Le troisième accord toltèque

Lire le premier et le deuxième article de cette série de quatre si ce n’est déjà fait.

Ce troisième accord est celui qu’on peut facilement omettre d’appliquer tellement les situations se multiplient rapidement sans trop de conséquences immédiates, du moins en apparence.

3. Ne faites pas de supposition
Ayez le courage de poser des questions et d’exprimer vos vrais désirs. Communiquez clairement avec les autres pour éviter tristesse, malentendus et drames.

L’humain est une bête intelligente et tirer des conclusions logiques après une certaine réflexion fait partie d’un processus normal afin de comprendre des mystères ou plus simplement des non-dits.

Pourtant, ce processus exige au préalable d’avoir accumulé le plus d’informations possible sur le sujet en question.

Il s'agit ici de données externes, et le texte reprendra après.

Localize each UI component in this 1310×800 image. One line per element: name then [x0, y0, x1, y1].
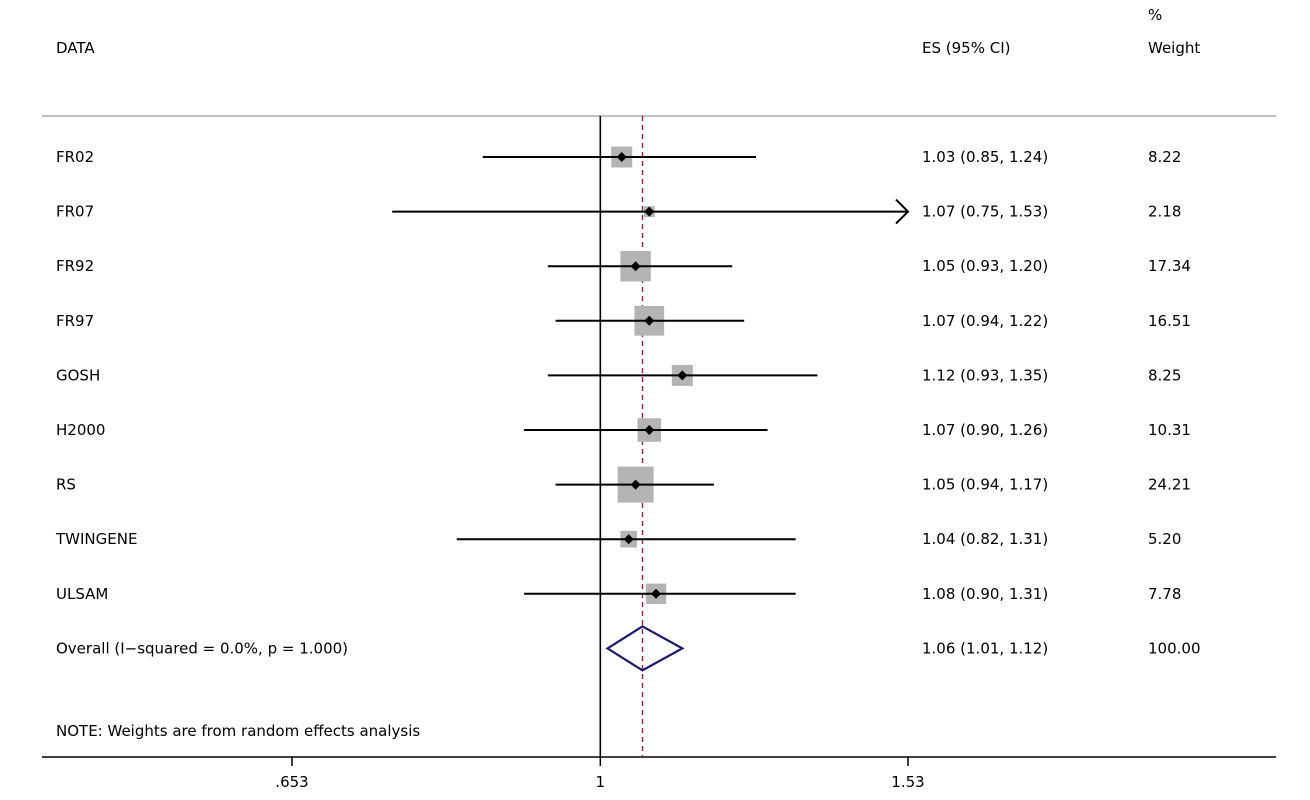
- study-label: FR07: [56, 203, 94, 221]
- study-point: [623, 534, 634, 545]
- study-point: [677, 370, 688, 381]
- study-weight-label: 2.18: [1148, 203, 1181, 221]
- study-es-label: 1.08 (0.90, 1.31): [922, 585, 1048, 603]
- study-es-label: 1.12 (0.93, 1.35): [922, 366, 1048, 384]
- study-ci-arrow: [895, 198, 910, 225]
- column-header-weight-percent: %: [1148, 6, 1162, 24]
- column-header-es: ES (95% CI): [922, 39, 1010, 57]
- study-point: [644, 425, 655, 435]
- study-weight-label: 5.20: [1148, 530, 1181, 548]
- study-es-label: 1.07 (0.75, 1.53): [922, 203, 1048, 221]
- column-header-study: DATA: [56, 39, 95, 57]
- study-es-label: 1.07 (0.90, 1.26): [922, 421, 1048, 439]
- x-tick-label: 1: [596, 773, 606, 791]
- study-es-label: 1.04 (0.82, 1.31): [922, 530, 1048, 548]
- study-es-label: 1.03 (0.85, 1.24): [922, 148, 1048, 166]
- study-es-label: 1.05 (0.93, 1.20): [922, 257, 1048, 275]
- study-weight-label: 17.34: [1148, 257, 1191, 275]
- x-tick-label: .653: [275, 773, 308, 791]
- study-label: TWINGENE: [55, 530, 137, 548]
- chart-marks: .653 1 1.53 FR02 1.03 (0.85, 1.24) 8.22 FR07 1.…: [42, 116, 1276, 791]
- study-point: [651, 588, 662, 599]
- x-tick-label: 1.53: [891, 773, 924, 791]
- study-label: FR97: [56, 312, 94, 330]
- overall-es-label: 1.06 (1.01, 1.12): [922, 639, 1048, 657]
- study-weight-label: 10.31: [1148, 421, 1191, 439]
- study-weight-label: 8.25: [1148, 366, 1181, 384]
- study-es-label: 1.07 (0.94, 1.22): [922, 312, 1048, 330]
- study-label: ULSAM: [56, 585, 108, 603]
- study-weight-label: 24.21: [1148, 476, 1191, 494]
- study-es-label: 1.05 (0.94, 1.17): [922, 476, 1048, 494]
- overall-weight-label: 100.00: [1148, 639, 1201, 657]
- study-label: FR02: [56, 148, 94, 166]
- study-point: [630, 479, 641, 490]
- study-point: [616, 152, 627, 162]
- overall-diamond: [605, 625, 685, 672]
- footnote: NOTE: Weights are from random effects an…: [56, 722, 420, 740]
- column-header-weight: Weight: [1148, 39, 1200, 57]
- study-point: [630, 261, 641, 272]
- study-label: H2000: [56, 421, 105, 439]
- study-point: [644, 315, 655, 326]
- study-weight-label: 7.78: [1148, 585, 1181, 603]
- study-label: GOSH: [56, 366, 100, 384]
- study-weight-label: 8.22: [1148, 148, 1181, 166]
- study-weight-label: 16.51: [1148, 312, 1191, 330]
- study-label: RS: [56, 476, 76, 494]
- study-label: FR92: [56, 257, 94, 275]
- study-point: [644, 206, 655, 217]
- overall-label: Overall (I−squared = 0.0%, p = 1.000): [56, 639, 348, 657]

Pour combler les trous, il existe quelques solutions.

La première possibilité consiste à le demander directement aux personnes concernées. C’est l’idée émise par ce troisième accord. Malheureusement, parfois on cherche à cacher notre intérêt à comprendre une chose. Ou on redoute les mensonges que peut provoquer notre question directe et tant qu’à obtenir un faux renseignement, on en conclut souvent à tort qu’il vaut mieux se rabattre sur une autre méthode.

La deuxième façon de se renseigner est indirecte. Il faut trouver quelqu’un d’autre qui pourrait connaitre ce qu’on cherche à apprendre. D’abord, ion doit dénicher cet individu et rien n’est moins sûr qu’il voudra nous répondre. Et les mêmes désavantages que précédemment continuent de planer. Sera-t-il totalement honnête ? Que fera-t-il ensuite ? Ira-t-il bavasser ? Et le fait que cette source plus ou moins fiable pourrait ignorer une bonne partie de la réponse nous convainc généralement de trouver un autre moyen.

La troisième solution consiste à attendre et à accumuler les infos en restant vigilant et attentif aux moindres bribes. Mais qui veut patienter avant d’en savoir (peut-être) davantage ?

On se rabat alors sur la quatrième possibilité qui consiste à combler les trous par notre propre logique et c’est là où les suppositions entrent en jeu avec tout leur lot de problèmes.

Qu’on le veuille ou non, on a tous un côté orgueilleux, le même qui nous empêche de poser des questions directes. À la longue, il finit par développer une tendance paranoïde apte à générer tous les types de thèses, de la plus plausible à la plus délirante.

Prendre conscience de nos supputations exige une grande introspection et la capacité de déclencher des alarmes lorsque notre imagination cherche à nous faire échouer au test de l’application du troisième accord toltèque.

Depuis que j’ose éviter les suppositions et qu’au contraire je pose les bonnes questions, mon estime personnelle n’a pas diminué. Je ne me sens pas moins intelligent et mes interlocuteurs non plus. Les gens sentent qu’on cherche à valider une hypothèse et il leur incombe de nous répondre intelligemment, c’est-à-dire avec franchise.

Dans le cas contraire, ils savent que j’attendrai leur dérapage dans la courbe de leur prochain mensonge.